Many people understand the importance of reviewing their living trust, wills and other estate planning documents after a divorce. But how many people don’t think about it before they get married? Just because a spouse isn’t named as a beneficiary, doesn’t mean they’re not entitled to part of the estate. I recently came into contact with someone who needed help with their sister’s probate. The deceased sister prepared a will, then later got married and did nothing to update her will or estate plan. When she died, not too long after her marriage, her siblings who were her beneficiaries in the will, were surprised to find out that the unnamed new spouse was possibly entitled to a portion of her home, even though he contributed nothing, took a share of her personal property and left without a word. I believe it would have been an even more unpleasant surprise if her beneficiaries were her children (she had no children). His share needs to be determined even though it was separate property, even though his name wasn’t on the title or the loan, even though he didn’t maintain it, pay the mortgage or taxes, even though he put nothing into it, even though he abandoned the property and even though he didn’t respond to any of the notices of her probate hearings, of which he was personally served with. The law which is designed to protect spouses from accidental disinheritance, is an unpleasant surprise to those who aren’t aware of the law.

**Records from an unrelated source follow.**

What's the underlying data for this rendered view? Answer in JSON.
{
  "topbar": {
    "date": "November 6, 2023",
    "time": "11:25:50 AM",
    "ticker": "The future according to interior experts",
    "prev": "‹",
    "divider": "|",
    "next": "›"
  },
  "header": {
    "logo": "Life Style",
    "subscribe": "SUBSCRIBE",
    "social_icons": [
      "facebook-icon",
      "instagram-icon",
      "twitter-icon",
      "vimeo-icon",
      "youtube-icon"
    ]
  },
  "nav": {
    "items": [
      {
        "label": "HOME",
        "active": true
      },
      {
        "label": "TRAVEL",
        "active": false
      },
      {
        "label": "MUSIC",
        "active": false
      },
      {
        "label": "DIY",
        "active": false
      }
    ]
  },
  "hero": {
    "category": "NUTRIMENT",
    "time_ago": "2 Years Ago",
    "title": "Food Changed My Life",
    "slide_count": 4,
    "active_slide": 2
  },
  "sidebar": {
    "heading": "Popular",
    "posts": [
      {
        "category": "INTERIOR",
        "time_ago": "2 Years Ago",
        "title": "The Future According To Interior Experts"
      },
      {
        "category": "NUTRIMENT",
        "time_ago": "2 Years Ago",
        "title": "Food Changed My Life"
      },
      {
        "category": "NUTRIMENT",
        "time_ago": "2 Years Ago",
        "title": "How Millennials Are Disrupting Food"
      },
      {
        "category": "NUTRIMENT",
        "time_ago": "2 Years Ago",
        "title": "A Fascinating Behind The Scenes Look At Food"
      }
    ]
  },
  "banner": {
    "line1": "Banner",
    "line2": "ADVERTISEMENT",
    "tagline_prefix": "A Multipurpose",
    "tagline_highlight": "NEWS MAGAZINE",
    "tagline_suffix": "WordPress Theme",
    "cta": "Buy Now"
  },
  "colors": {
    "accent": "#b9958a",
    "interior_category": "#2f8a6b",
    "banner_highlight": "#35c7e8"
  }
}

Some people think that by not naming a spouse (future spouse or current spouse) on a will that the unnamed spouse will receive nothing. There are rules to determine the size of the share that the unnamed spouse would receive and also exceptions to protect the estate. See PROBATE CODE SECTION 21610-21612 for an explanation.
One consolation is the fact that the court decided in the appeal of the case, Estate of Dito (2011) 198 Cal.App.4th 791, that the surviving spouse who is entitled to a share of a deceased spouse’s estate is not protected from later claims of financial elder abuse brought on behalf of the deceased spouse’s estate.
It’s important to review your estate plan every time you experience a major life change, such as marriage, a death, a birth or the estrangement of a loved one, just to name a few. To be sure of what the law says or how it applies to you, an attorney with experience in probate, wills and trusts should be consulted.